Nuggets from the O’Don

My supervision meeting with Prof. O’Donovan today featured the usual generous sampling of entertaining and illuminating tangents, in which he deigned to share tantalizing tidbits of insight about political theology as a whole and that of the Reformation in particular.  Here are a smattering of them (take these with a significant grain of salt as representations of O’Donovan’s thought, since he was speaking off the cuff and these thoughts are filtered through the narrow and potentially distorting limits of my own understanding and particular interests):

The point that the Calvinists are urging at the end of the 16th century is that the Reformation has not been completed because a true Church has not been established with independent integrity as a social body.  The Anglicans respond that the Presbyterians are in fact wanting to reverse the Reformation, by re-establishing a new papacy, just a papacy of the proletariat.  There is some justice in the charge, but there is also justice in the point the Presbyterians are urging; after all, the Papacy was not an all-bad idea.  In fact, the Papacy was a historical development that grew out of the need to answer the same sort of question–namely, how do we give a locus of the Church’s identity as a unique institution in  the midst of a Christendom society?  The advent of Christendom and the Christianization of the Roman Empire called forth the Papacy as the solution, as a way of giving a clear visible form to the Church as something independent from Christendom.  The problem did not go away, and the Presbyterians were right to raise the question again.  Even Hooker recognizes this to an extent, giving the Church a certain kind of independent visible identity again, with its own laws and its own Convocation that govern how the monarch can govern it.

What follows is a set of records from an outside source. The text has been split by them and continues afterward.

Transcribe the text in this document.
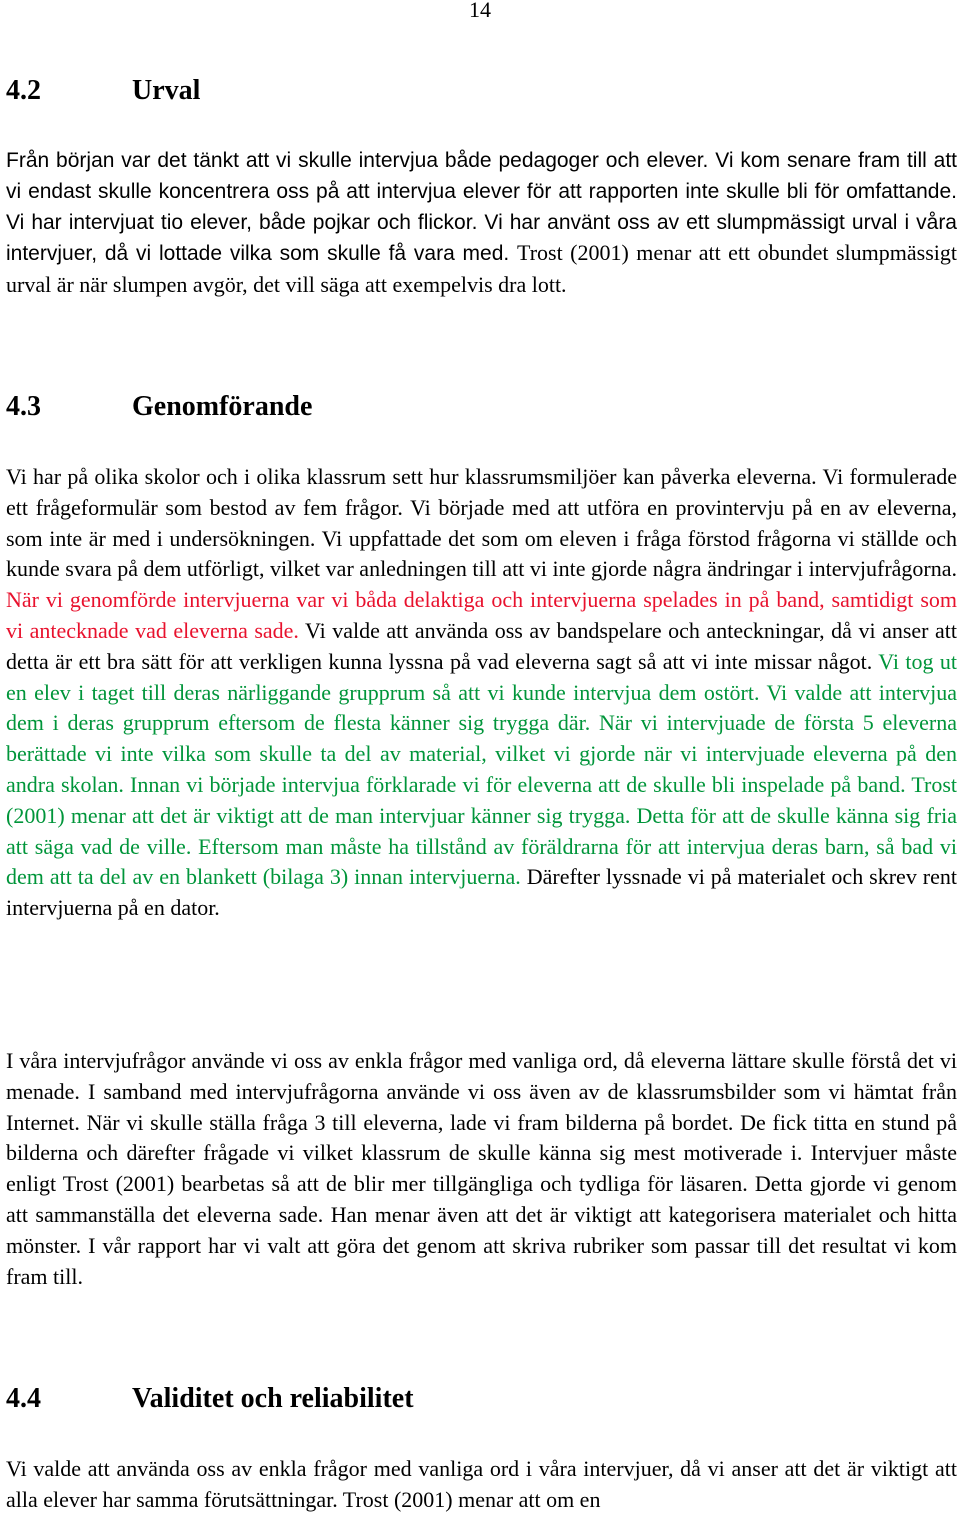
14
4.2	Urval

Från början var det tänkt att vi skulle intervjua både pedagoger och elever. Vi kom senare fram till att vi endast skulle koncentrera oss på att intervjua elever för att rapporten inte skulle bli för omfattande. Vi har intervjuat tio elever, både pojkar och flickor. Vi har använt oss av ett slumpmässigt urval i våra intervjuer, då vi lottade vilka som skulle få vara med. Trost (2001) menar att ett obundet slumpmässigt urval är när slumpen avgör, det vill säga att exempelvis dra lott.

4.3	Genomförande

Vi har på olika skolor och i olika klassrum sett hur klassrumsmiljöer kan påverka eleverna. Vi formulerade ett frågeformulär som bestod av fem frågor. Vi började med att utföra en provintervju på en av eleverna, som inte är med i undersökningen. Vi uppfattade det som om eleven i fråga förstod frågorna vi ställde och kunde svara på dem utförligt, vilket var anledningen till att vi inte gjorde några ändringar i intervjufrågorna. När vi genomförde intervjuerna var vi båda delaktiga och intervjuerna spelades in på band, samtidigt som vi antecknade vad eleverna sade. Vi valde att använda oss av bandspelare och anteckningar, då vi anser att detta är ett bra sätt för att verkligen kunna lyssna på vad eleverna sagt så att vi inte missar något. Vi tog ut en elev i taget till deras närliggande grupprum så att vi kunde intervjua dem ostört. Vi valde att intervjua dem i deras grupprum eftersom de flesta känner sig trygga där. När vi intervjuade de första 5 eleverna berättade vi inte vilka som skulle ta del av material, vilket vi gjorde när vi intervjuade eleverna på den andra skolan. Innan vi började intervjua förklarade vi för eleverna att de skulle bli inspelade på band. Trost (2001) menar att det är viktigt att de man intervjuar känner sig trygga. Detta för att de skulle känna sig fria att säga vad de ville. Eftersom man måste ha tillstånd av föräldrarna för att intervjua deras barn, så bad vi dem att ta del av en blankett (bilaga 3) innan intervjuerna. Därefter lyssnade vi på materialet och skrev rent intervjuerna på en dator.

I våra intervjufrågor använde vi oss av enkla frågor med vanliga ord, då eleverna lättare skulle förstå det vi menade. I samband med intervjufrågorna använde vi oss även av de klassrumsbilder som vi hämtat från Internet. När vi skulle ställa fråga 3 till eleverna, lade vi fram bilderna på bordet. De fick titta en stund på bilderna och därefter frågade vi vilket klassrum de skulle känna sig mest motiverade i. Intervjuer måste enligt Trost (2001) bearbetas så att de blir mer tillgängliga och tydliga för läsaren. Detta gjorde vi genom att sammanställa det eleverna sade. Han menar även att det är viktigt att kategorisera materialet och hitta mönster. I vår rapport har vi valt att göra det genom att skriva rubriker som passar till det resultat vi kom fram till.

4.4	Validitet och reliabilitet

Vi valde att använda oss av enkla frågor med vanliga ord i våra intervjuer, då vi anser att det är viktigt att alla elever har samma förutsättningar. Trost (2001) menar att om en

The invocation of the “Hebrew Republic” in the sixteenth and seventeenth centuries was far from uniform.  For many, it was not so much a desire to repristinate the Hebrew Republic in contemporary Europe, as it was a way of accounting for the historically-conditioned nature of the political structure of the Old Testament, and thus of putting it at a certain distance from contemporary politics.  We see this with Grotius, for instance, who sees the legal system of the Old Testament as exceptionally elegant and wise, but not always applicable.  To determine how much it may be applicable, we have to look at what Christ said.

In the Patristic period, a simple binary configuration is used for making sense of the OT law–there is the enduring moral law, and the obsolete ceremonial law.  The criminal law can be subsumed under this latter, and thus comfortably done away with.  The scholastic emergence of the third category, civil law, allows one to do more justice to the authentic value of the civil laws, but while enabling them to be historically relativized where necessary.  The category of evangelical law emerges in the later Reformation.  It is not present in Lutheran and the early guys (not present in Vermigli and Bullinger, for instance), who will have no truck with the idea that the Gospel imposes a new form of law–the Gospel is of a different order entirely.  But with the Calvinists emerges the idea that that there might be a particularly Christian form of law that should affect how states operate, how justice is administered, how international affairs are run, etc.

The problem with the Puritans is that they simply wanted to copy Geneva, but the Genevan model, while very satisfactory for a small city-state, could not be so easily mapped onto a large kingdom, as Hooker recognized.  If you tried to copy Geneva in England, what you ended up with was a political structure centralized in a national monarchy, and an ecclesial structure that operated on a town and parish level, resulting in a very unsatisfactory balance of power, unlike that in Geneva.  This problem has become very evident in the American setting, where no tradition (except the Catholics) have been able to sustain a national church; the denominations have simply splintered into regionalized bodies, and ones in which effective sovereignty operates generally at the local level.  Meanwhile, political structures have become increasingly concentrated at the national level, making it impossible for there to be any effective ecclesial counterweight.